Enalapril and pressure-diuresis in hypertensive rats transgenic for mouse renin gene.

The recent development of a transgenic rat strain bearing the mouse ren-2 renin gene [TGR(mRen2)27] has provided a new monogenetic model of hypertension. Other hypertensive rat strains are characterized by a blunted pressure-diuresis-natriuresis response such that higher renal perfusion pressures are required to excrete normal amounts of water and sodium.

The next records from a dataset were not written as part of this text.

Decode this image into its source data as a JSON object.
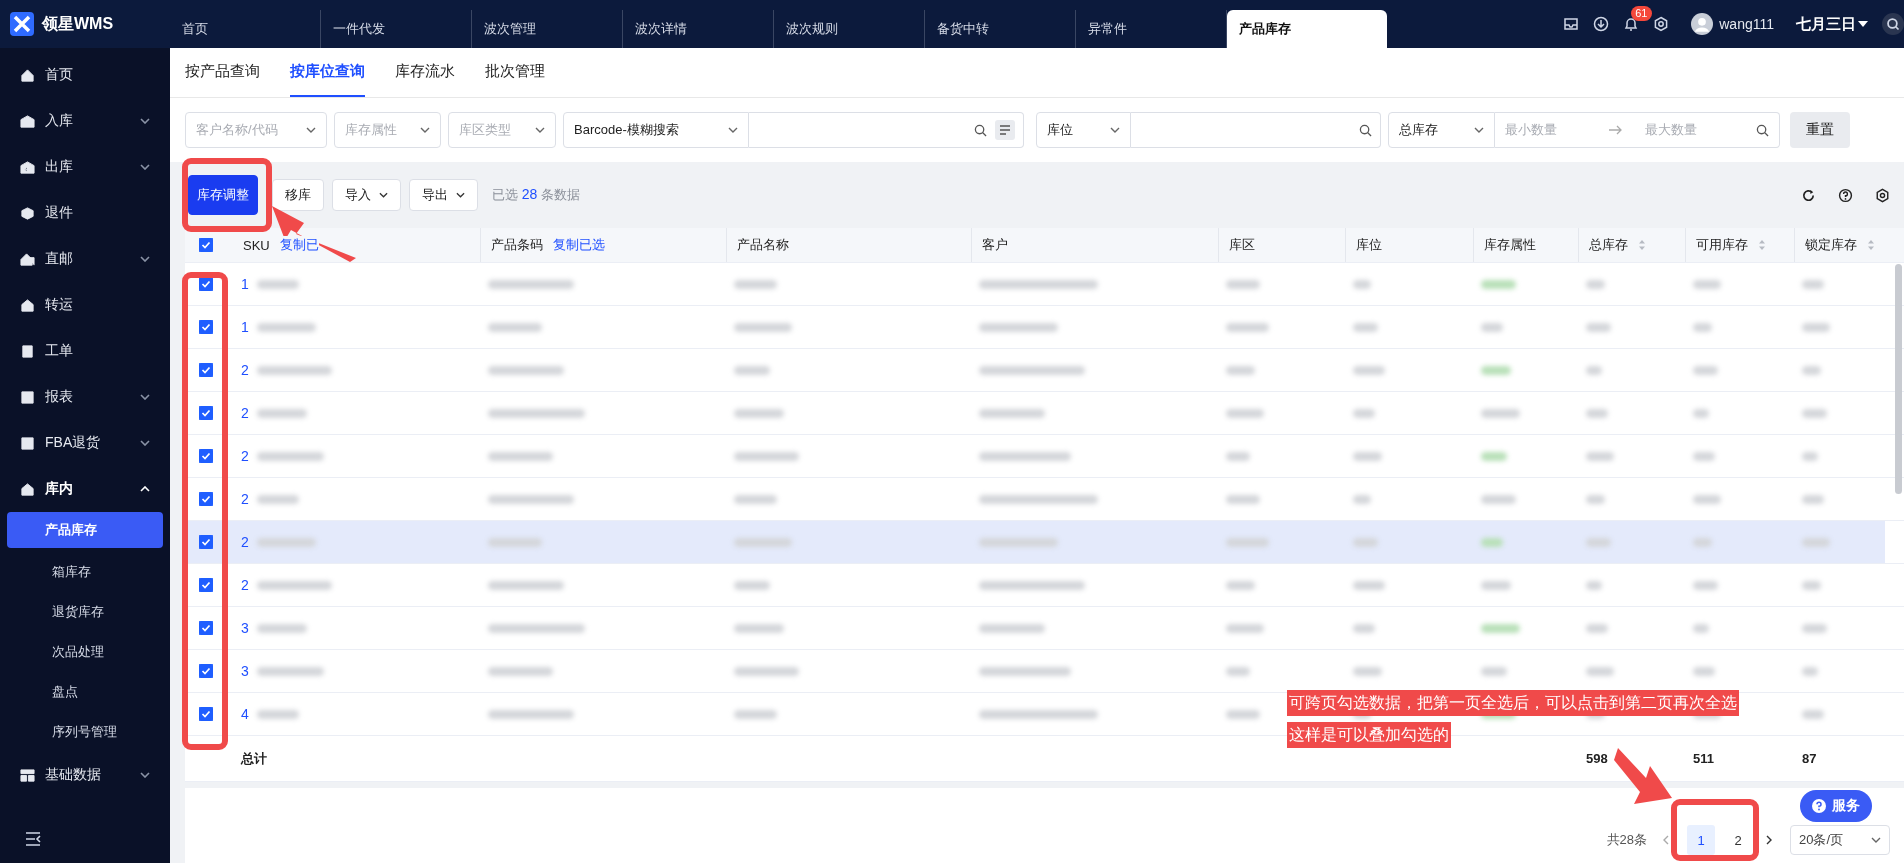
{
  "app": {
    "logo_text": "领星WMS"
  },
  "top_tabs": [
    {
      "label": "首页",
      "selected": false
    },
    {
      "label": "一件代发",
      "selected": false
    },
    {
      "label": "波次管理",
      "selected": false
    },
    {
      "label": "波次详情",
      "selected": false
    },
    {
      "label": "波次规则",
      "selected": false
    },
    {
      "label": "备货中转",
      "selected": false
    },
    {
      "label": "异常件",
      "selected": false
    },
    {
      "label": "产品库存",
      "selected": true
    }
  ],
  "top_right": {
    "notification_count": "61",
    "user": "wang111",
    "date": "七月三日"
  },
  "sidebar": {
    "items": [
      {
        "label": "首页",
        "expandable": false,
        "expanded": false
      },
      {
        "label": "入库",
        "expandable": true,
        "expanded": false
      },
      {
        "label": "出库",
        "expandable": true,
        "expanded": false
      },
      {
        "label": "退件",
        "expandable": false,
        "expanded": false
      },
      {
        "label": "直邮",
        "expandable": true,
        "expanded": false
      },
      {
        "label": "转运",
        "expandable": false,
        "expanded": false
      },
      {
        "label": "工单",
        "expandable": false,
        "expanded": false
      },
      {
        "label": "报表",
        "expandable": true,
        "expanded": false
      },
      {
        "label": "FBA退货",
        "expandable": true,
        "expanded": false
      },
      {
        "label": "库内",
        "expandable": true,
        "expanded": true,
        "children": [
          {
            "label": "产品库存",
            "selected": true
          },
          {
            "label": "箱库存",
            "selected": false
          },
          {
            "label": "退货库存",
            "selected": false
          },
          {
            "label": "次品处理",
            "selected": false
          },
          {
            "label": "盘点",
            "selected": false
          },
          {
            "label": "序列号管理",
            "selected": false
          }
        ]
      },
      {
        "label": "基础数据",
        "expandable": true,
        "expanded": false
      }
    ]
  },
  "sub_tabs": [
    {
      "label": "按产品查询",
      "selected": false
    },
    {
      "label": "按库位查询",
      "selected": true
    },
    {
      "label": "库存流水",
      "selected": false
    },
    {
      "label": "批次管理",
      "selected": false
    }
  ],
  "filters": [
    {
      "kind": "select",
      "placeholder": "客户名称/代码"
    },
    {
      "kind": "select",
      "placeholder": "库存属性"
    },
    {
      "kind": "select",
      "placeholder": "库区类型"
    },
    {
      "kind": "select-search",
      "value": "Barcode-模糊搜索",
      "list_button": true
    },
    {
      "kind": "select-search",
      "value": "库位",
      "list_button": false
    },
    {
      "kind": "range",
      "value": "总库存",
      "placeholder_min": "最小数量",
      "placeholder_max": "最大数量"
    }
  ],
  "reset_button": "重置",
  "toolbar": {
    "buttons": [
      {
        "label": "库存调整",
        "kind": "primary"
      },
      {
        "label": "移库",
        "kind": "plain"
      },
      {
        "label": "导入",
        "kind": "dropdown"
      },
      {
        "label": "导出",
        "kind": "dropdown"
      }
    ],
    "selection": {
      "prefix": "已选",
      "count": "28",
      "suffix": "条数据"
    }
  },
  "table": {
    "all_checked": true,
    "columns": [
      {
        "label": "SKU",
        "action": "复制已",
        "kind": "copy"
      },
      {
        "label": "产品条码",
        "action": "复制已选",
        "kind": "copy"
      },
      {
        "label": "产品名称",
        "kind": "plain"
      },
      {
        "label": "客户",
        "kind": "plain"
      },
      {
        "label": "库区",
        "kind": "plain"
      },
      {
        "label": "库位",
        "kind": "plain"
      },
      {
        "label": "库存属性",
        "kind": "plain"
      },
      {
        "label": "总库存",
        "kind": "sortable"
      },
      {
        "label": "可用库存",
        "kind": "sortable"
      },
      {
        "label": "锁定库存",
        "kind": "sortable"
      }
    ],
    "rows": [
      {
        "sku": "1",
        "checked": true,
        "highlighted": false
      },
      {
        "sku": "1",
        "checked": true,
        "highlighted": false
      },
      {
        "sku": "2",
        "checked": true,
        "highlighted": false
      },
      {
        "sku": "2",
        "checked": true,
        "highlighted": false
      },
      {
        "sku": "2",
        "checked": true,
        "highlighted": false
      },
      {
        "sku": "2",
        "checked": true,
        "highlighted": false
      },
      {
        "sku": "2",
        "checked": true,
        "highlighted": true
      },
      {
        "sku": "2",
        "checked": true,
        "highlighted": false
      },
      {
        "sku": "3",
        "checked": true,
        "highlighted": false
      },
      {
        "sku": "3",
        "checked": true,
        "highlighted": false
      },
      {
        "sku": "4",
        "checked": true,
        "highlighted": false
      }
    ],
    "total": {
      "label": "总计",
      "values": [
        "598",
        "511",
        "87"
      ]
    }
  },
  "pagination": {
    "total": "共28条",
    "pages": [
      {
        "label": "1",
        "selected": true
      },
      {
        "label": "2",
        "selected": false
      }
    ],
    "page_size": "20条/页"
  },
  "service_button": "服务",
  "annotation": {
    "lines": [
      "可跨页勾选数据，把第一页全选后，可以点击到第二页再次全选",
      "这样是可以叠加勾选的"
    ]
  }
}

Dysfunction of the renin-angiotensin and nitric oxide systems may cause in this abnormality. This study examined the effect of enalapril on the pressure-natriuresis response and urinary nitric oxide metabolite excretion in 6-month-old TGR(mRen2)27 rats. The slope of the line relating renal perfusion pressure and urine flow rate in TGR (0.08+/-0.01 microl x min(-1) x g kidney weight(-1) mm Hg[-1]) was significantly lower than that in control rats (0.15+/-0.01 microl x min(-1) x g kidney weight(-1) mm Hg[-1]). Pressure-natriuresis responses were also shifted to higher pressure levels in TGR. Treatment with enalapril for 3 months lowered the mean arterial pressure from 94+/-2 to 84+/-4 mm Hg in control rats and from 146+/-3 to 89+/-3 mm Hg in TGR. The slopes of lines relating renal perfusion pressure and urine flow rate as well as sodium excretion were significantly increased by enalapril in control and transgenic animals. Urinary nitric oxide metabolite excretion rose similarly with increasing renal perfusion pressure in both control and TGR rats and was not affected by enalapril. These results confirm that older TGR rats have a blunted pressure-diuresis-natriuresis response that can be corrected by inhibition of the renin-angiotensin system and suggest that their production of nitric oxide is normal.